Ces interprétations dissimulent
également les énormes responsabilités de la gauche chypriote grecque, qui a
soutenu la politique de sa bourgeoisie contre les intérêts des travailleurs des
deux communautés.
La subordination des enjeux de
classe à la question nationale
La résistance qui
s’est manifestée à Chypre dans les années 50 contre l’occupation anglaise a été
soumise dès ses premiers pas à un contrôle étouffant de l’extrême-droite et de
l’Eglise Chypriote (Ethnarchie). L’AKEL (qui depuis les années 30 était un
parti de masse), a volontairement renoncé à toute tentative de diriger un
mouvement de libération mobilisant les masses laborieuses chypriotes grecques
et turques qui étaient organisées dans les syndicats qu’il contrôlait. Ainsi,
non seulement l’extrême-droite et l’Eglise sont devenues les forces dirigeantes
du mouvement indépendantiste, mais elles lui ont inoculé un contenu
anticommuniste, le tournant tant contre le mouvement ouvrier organisé que
contre les chypriotes turcs.
L’AKEL a accepté la
perspective politique que dessinait la collaboration de l’EOKA avec Makarios,
qu’il a systématiquement soutenu tout au long de cette période, jusqu’en 74. Il
a soutenu l’objectif d’ « union avec la Grèce », à la réussite
duquel il a subordonné les intérêts de la classe ouvrière afin de parvenir à
l’union nationale des travailleurs et de la bourgeoisie chypriotes grecs. En
bien des cas il s’est entrepris à convaincre la classe ouvrière de faire preuve
de « mesure » dans ses revendications contre les capitalistes. Par
cette politique il ne pouvait bien sûr pas s’adresser aux travailleurs
chypriotes turcs, qui ont commencé à déserter les syndicats communs.

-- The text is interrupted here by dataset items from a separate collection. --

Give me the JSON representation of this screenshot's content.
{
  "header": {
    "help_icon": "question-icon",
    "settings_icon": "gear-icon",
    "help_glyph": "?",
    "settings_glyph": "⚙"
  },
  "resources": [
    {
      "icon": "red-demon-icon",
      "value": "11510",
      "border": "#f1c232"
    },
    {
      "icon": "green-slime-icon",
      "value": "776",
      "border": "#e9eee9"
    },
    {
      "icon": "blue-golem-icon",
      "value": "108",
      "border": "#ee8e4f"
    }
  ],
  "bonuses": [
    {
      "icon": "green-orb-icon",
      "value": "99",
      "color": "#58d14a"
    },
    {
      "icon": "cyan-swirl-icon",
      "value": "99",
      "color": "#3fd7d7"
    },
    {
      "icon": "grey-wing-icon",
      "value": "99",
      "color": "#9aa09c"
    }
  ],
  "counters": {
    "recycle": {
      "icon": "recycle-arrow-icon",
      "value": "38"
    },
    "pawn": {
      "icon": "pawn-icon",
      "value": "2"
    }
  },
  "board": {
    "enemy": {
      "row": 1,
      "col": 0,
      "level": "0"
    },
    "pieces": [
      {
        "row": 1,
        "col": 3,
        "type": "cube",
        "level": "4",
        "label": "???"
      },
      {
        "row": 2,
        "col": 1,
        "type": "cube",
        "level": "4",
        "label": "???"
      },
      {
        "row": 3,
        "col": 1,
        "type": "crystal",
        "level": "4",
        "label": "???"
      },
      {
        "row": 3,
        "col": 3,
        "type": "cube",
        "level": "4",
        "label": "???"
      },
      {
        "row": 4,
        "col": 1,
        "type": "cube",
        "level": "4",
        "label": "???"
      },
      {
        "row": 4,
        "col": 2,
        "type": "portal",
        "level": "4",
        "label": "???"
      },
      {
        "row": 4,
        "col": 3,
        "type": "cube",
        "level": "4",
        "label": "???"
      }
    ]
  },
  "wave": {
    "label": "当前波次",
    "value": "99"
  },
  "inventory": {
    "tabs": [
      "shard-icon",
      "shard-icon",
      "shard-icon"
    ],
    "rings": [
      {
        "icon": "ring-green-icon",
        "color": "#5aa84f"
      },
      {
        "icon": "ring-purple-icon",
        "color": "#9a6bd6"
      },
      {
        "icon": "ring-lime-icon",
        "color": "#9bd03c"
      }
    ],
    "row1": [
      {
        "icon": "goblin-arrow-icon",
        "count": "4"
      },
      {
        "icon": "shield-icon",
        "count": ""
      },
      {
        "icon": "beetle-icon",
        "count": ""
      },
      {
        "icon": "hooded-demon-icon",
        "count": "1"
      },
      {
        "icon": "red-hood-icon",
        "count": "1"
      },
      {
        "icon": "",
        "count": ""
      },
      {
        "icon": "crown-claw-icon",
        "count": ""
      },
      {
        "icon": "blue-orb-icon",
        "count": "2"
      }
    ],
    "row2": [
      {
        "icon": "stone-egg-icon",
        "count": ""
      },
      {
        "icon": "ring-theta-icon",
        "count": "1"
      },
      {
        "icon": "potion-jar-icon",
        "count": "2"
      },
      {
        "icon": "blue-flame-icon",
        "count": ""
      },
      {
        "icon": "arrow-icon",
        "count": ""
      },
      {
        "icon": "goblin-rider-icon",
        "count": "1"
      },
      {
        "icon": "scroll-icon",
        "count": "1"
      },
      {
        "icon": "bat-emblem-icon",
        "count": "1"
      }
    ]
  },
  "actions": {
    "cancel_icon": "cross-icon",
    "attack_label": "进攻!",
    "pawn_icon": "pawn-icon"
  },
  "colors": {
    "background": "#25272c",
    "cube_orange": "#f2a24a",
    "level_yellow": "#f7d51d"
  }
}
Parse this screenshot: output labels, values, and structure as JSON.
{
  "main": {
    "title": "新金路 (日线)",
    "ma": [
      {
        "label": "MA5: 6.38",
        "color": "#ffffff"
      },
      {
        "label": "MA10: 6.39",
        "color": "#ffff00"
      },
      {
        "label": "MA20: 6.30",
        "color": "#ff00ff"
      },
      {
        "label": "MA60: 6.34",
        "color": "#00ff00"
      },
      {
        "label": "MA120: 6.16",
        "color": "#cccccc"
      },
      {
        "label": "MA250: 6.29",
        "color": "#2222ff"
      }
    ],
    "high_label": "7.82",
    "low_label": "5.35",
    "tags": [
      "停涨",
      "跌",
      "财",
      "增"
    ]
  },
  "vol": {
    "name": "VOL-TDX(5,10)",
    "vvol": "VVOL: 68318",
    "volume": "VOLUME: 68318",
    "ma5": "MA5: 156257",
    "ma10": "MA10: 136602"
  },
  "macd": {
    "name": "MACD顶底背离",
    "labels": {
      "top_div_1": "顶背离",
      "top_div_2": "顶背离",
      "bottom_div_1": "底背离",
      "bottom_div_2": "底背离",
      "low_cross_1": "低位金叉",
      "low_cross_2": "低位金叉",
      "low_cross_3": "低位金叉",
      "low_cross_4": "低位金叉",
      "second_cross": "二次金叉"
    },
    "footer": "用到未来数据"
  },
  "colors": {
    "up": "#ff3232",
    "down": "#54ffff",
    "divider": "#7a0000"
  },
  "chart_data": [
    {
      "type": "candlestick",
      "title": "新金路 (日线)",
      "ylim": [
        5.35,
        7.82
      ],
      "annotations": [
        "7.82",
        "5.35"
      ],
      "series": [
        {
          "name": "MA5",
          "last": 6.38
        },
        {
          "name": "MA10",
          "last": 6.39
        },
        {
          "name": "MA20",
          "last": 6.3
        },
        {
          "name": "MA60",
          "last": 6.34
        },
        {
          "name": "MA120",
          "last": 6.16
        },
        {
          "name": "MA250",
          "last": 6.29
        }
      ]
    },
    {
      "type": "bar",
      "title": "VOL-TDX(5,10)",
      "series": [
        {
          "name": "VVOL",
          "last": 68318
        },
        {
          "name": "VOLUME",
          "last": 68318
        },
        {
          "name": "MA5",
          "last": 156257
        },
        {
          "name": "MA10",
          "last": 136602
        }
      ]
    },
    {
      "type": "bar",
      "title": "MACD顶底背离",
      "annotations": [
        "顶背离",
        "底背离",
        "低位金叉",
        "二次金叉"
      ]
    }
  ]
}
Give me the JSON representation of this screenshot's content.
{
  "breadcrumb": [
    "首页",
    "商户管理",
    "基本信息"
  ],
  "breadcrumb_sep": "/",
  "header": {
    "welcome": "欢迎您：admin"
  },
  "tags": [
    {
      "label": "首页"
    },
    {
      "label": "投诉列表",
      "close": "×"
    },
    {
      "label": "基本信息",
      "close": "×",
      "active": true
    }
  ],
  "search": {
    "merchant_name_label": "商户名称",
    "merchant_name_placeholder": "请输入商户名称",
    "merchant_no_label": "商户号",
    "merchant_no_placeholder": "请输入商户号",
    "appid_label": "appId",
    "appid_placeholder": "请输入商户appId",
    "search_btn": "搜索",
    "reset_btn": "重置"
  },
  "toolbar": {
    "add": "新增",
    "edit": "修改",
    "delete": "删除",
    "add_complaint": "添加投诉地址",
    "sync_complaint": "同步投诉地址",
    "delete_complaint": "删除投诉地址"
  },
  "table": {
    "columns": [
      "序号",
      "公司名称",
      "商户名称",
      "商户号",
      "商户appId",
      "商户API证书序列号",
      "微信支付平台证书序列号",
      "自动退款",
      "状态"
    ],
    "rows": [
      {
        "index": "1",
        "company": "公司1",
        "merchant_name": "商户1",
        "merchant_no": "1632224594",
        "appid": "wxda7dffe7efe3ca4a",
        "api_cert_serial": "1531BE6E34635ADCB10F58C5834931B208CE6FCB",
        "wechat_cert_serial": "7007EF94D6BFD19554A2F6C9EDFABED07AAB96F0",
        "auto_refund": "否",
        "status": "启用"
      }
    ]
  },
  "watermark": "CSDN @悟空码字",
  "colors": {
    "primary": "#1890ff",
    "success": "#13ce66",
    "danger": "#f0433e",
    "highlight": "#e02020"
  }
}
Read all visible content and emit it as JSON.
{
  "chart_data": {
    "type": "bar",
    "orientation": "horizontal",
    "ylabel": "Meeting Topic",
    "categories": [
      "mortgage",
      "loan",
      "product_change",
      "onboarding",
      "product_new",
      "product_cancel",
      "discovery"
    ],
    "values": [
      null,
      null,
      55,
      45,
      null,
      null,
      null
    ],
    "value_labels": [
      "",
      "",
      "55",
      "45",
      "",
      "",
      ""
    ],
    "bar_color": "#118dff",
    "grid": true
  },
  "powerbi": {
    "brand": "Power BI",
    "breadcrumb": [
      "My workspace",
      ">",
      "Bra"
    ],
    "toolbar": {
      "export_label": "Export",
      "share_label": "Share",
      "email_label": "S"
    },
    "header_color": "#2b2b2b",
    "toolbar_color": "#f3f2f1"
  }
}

L’agression du régime contre les
chypriotes turcs
En réalité, tout au
long des années 60, se développe une tentative ostensible des capitalistes
chypriotes grecs de dominer l’ensemble de l’île et de transformer la population
chypriote turque en citoyens de seconde zone. Immédiatement après
l’indépendance (1959), Makarios détruit toutes les garanties constitutionnelles
favorables aux chypriotes turcs (les 13 points – 1963). De plus, les forces
armées chypriotes grecques attaquent les zones chypriotes turques et commettent
des meurtres (événements de 1963 – 64). Samson, le putschiste de 1974, était le
chef de cette bande et obtînt le titre de « boucher d’Omorfitas », où
furent massacrés au moins 350 chypriotes turcs. La population chypriote turque
dût se réinstaller dans des enclaves, qui constituèrent 4% du territoire (alors
qu’elleconstituait 18% de la population de l’île). Ces enclaves restèrent dans
le plus strict isolement pendant 5 ans (la libre circulation fut interdite
jusqu’en 1968), et sous surveillance militaire jusqu’en 1974. Dans les années
suivantes eurent lieu de nombreuses attaques meurtrières des forces armées chypriotes
grecs contre les enclaves turques, le but poursuivi par la bourgeoisie
chypriote grecque, la direction Makariadiste, et l’extrême droite étant
d’helléniser l’ensemble de Chypre en forçant par la terreur les chypriotes
turcs à quitter l’île (événement de Mansouras-Kokkinon en 64 et de Kofinou –
Agion Theodoron en 67).
Dix ans avant
l’invasion turque, les massacres de masse de chypriotes grecs et leur expulsion
des zones où ils vivaient, le gouvernement chypriote grec avait fait exactement
la même chose contre les chypriotes turcs, avec le soutien de l’Etat grec et la
connivence de la gauche chypriote grecque.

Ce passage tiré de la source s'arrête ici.